To qualify, individuals must:
  • Possess a prescribed educational background (engineering, finance, or accountancy). 
  • Complete the mandatory valuation course from an IBBI-recognized Registered Valuers Organisation (RVO). 
  • Pass the IBBI Valuation Examination. 
  • Obtain registration and a unique identification number from IBBI. 
This stringent qualification process ensures that their valuation reports are legally valid and recognized across multiple laws in India.

3. Legal Authority and Recognition

The primary difference between a regular valuer and an IBBI Registered Valuer lies in their legal authority.

Aspect Regular Valuer IBBI Register valuer
Regulatory Body
None (self-regulated or industry-based)
Insolvency and Bankruptcy Board of India (IBBI)

Legal Recognition

Limited or informal
Mandatory under Companies Act, 2013 and IBC
Valuation Purpose
Internal analysis, loan purposes, or private estimates
Statutory filings, mergers, demergers, insolvency, share allotments
Validity of Report
Not legally binding
Legally accepted and audit-compliant

In short, while both professionals assess asset values, only reports from IBBI Registered Valuers are legally recognized in India for statutory and regulatory purposes.

4. Scope of Work

A regular valuer’s work is often restricted to internal or business-driven needs such as market studies, lending valuations, or insurance assessments. In contrast, an IBBI Registered Valuer is authorized to conduct valuations in legally sensitive and high-value scenarios, including:
  • Mergers and amalgamations under the Companies Act, 2013. 
  • Share issuance, buyback, or capital restructuring. 
  • Corporate insolvency and liquidation processes under IBC. 
  • Financial reporting and compliance valuations. 
Their reports are used by auditors, regulatory bodies, and courts, giving them higher credibility and acceptance.

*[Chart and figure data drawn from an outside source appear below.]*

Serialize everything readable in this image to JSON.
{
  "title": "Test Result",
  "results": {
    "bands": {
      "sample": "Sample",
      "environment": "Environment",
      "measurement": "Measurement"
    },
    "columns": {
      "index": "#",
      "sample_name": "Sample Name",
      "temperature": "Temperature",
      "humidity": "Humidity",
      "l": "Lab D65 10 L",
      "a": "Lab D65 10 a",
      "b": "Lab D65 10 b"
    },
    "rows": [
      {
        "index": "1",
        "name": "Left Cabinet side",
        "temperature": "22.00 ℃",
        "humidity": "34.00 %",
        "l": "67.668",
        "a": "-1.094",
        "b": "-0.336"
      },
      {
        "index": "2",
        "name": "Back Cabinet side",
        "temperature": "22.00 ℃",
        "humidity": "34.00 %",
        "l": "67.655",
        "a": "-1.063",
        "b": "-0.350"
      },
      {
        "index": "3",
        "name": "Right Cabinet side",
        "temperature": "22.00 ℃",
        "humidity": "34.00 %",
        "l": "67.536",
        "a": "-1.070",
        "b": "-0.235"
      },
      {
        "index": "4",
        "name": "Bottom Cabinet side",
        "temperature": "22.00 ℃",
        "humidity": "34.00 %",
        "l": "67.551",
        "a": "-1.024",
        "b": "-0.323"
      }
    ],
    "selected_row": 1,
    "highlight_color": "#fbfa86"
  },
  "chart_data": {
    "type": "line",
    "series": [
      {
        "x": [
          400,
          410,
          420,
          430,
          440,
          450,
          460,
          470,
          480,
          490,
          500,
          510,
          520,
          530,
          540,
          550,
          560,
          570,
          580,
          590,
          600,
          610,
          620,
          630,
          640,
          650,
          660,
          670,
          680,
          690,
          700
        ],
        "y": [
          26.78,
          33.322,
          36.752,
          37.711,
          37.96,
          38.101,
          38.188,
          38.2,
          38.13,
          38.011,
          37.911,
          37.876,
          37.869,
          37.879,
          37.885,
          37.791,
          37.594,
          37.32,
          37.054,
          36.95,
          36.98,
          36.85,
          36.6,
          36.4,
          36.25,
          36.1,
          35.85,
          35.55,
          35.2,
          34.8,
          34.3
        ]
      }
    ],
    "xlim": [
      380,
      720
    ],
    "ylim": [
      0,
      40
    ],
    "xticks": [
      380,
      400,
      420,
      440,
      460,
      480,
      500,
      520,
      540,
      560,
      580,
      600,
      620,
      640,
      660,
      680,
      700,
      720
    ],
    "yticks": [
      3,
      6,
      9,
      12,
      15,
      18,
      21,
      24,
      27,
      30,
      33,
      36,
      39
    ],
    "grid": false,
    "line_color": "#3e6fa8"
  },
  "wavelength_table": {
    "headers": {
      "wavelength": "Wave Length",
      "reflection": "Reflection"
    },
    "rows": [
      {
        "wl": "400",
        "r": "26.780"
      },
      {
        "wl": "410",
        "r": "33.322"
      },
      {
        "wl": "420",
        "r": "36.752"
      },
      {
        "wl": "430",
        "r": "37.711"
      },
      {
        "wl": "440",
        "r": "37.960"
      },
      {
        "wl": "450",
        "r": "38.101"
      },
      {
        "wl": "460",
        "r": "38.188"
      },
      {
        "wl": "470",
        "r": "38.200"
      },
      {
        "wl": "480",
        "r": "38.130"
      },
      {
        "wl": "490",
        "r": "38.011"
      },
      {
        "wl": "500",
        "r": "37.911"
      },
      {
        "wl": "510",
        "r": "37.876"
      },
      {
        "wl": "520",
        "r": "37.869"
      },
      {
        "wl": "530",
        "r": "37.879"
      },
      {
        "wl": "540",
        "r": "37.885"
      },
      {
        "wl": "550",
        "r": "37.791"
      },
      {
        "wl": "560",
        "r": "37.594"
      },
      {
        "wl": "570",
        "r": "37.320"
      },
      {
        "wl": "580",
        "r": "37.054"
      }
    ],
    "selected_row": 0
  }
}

5. Professional Standards and Accountability

Regular valuers may follow voluntary standards or guidelines issued by professional associations. However, these frameworks lack enforceability. An IBBI Registered Valuer, on the other hand, must adhere to:
  • Valuation Standards prescribed by the Central Government and IBBI. 
  • Code of Conduct and Ethics defined under Rule 7(g) of the Valuation Rules. 
  • Continuous education and disciplinary mechanisms enforced by IBBI and their respective RVO. 
This ensures accountability, transparency, and uniformity in valuation practices.

6. When Should You Hire an IBBI Registered Valuer?

Businesses must engage an IBBI Registered Valuer in the following cases:
  • When the valuation is required for regulatory filings with the MCA or SEBI.
  • During mergers, acquisitions, or corporate restructuring.
  • For insolvency proceedings under the IBC.
  • When raising capital, issuing shares, or determining fair market value.
For informal assessments or preliminary analysis, a regular valuer may suffice. But for any transaction involving statutory or financial scrutiny, only an IBBI-certified valuer’s report holds legal standing.

Conclusion

While both regular valuers and registered valuers contribute to the valuation ecosystem, their roles and authorities are distinct. A regular valuer may provide useful insights, but an IBBI Registered Valuer offers regulatory compliance, professional accountability, and legally recognized valuation reports.

In a financial environment where accuracy and compliance are non-negotiable, engaging a registered valuer ensures that your valuations stand up to regulatory, audit, and investor scrutiny—offering both assurance and credibility to every transaction.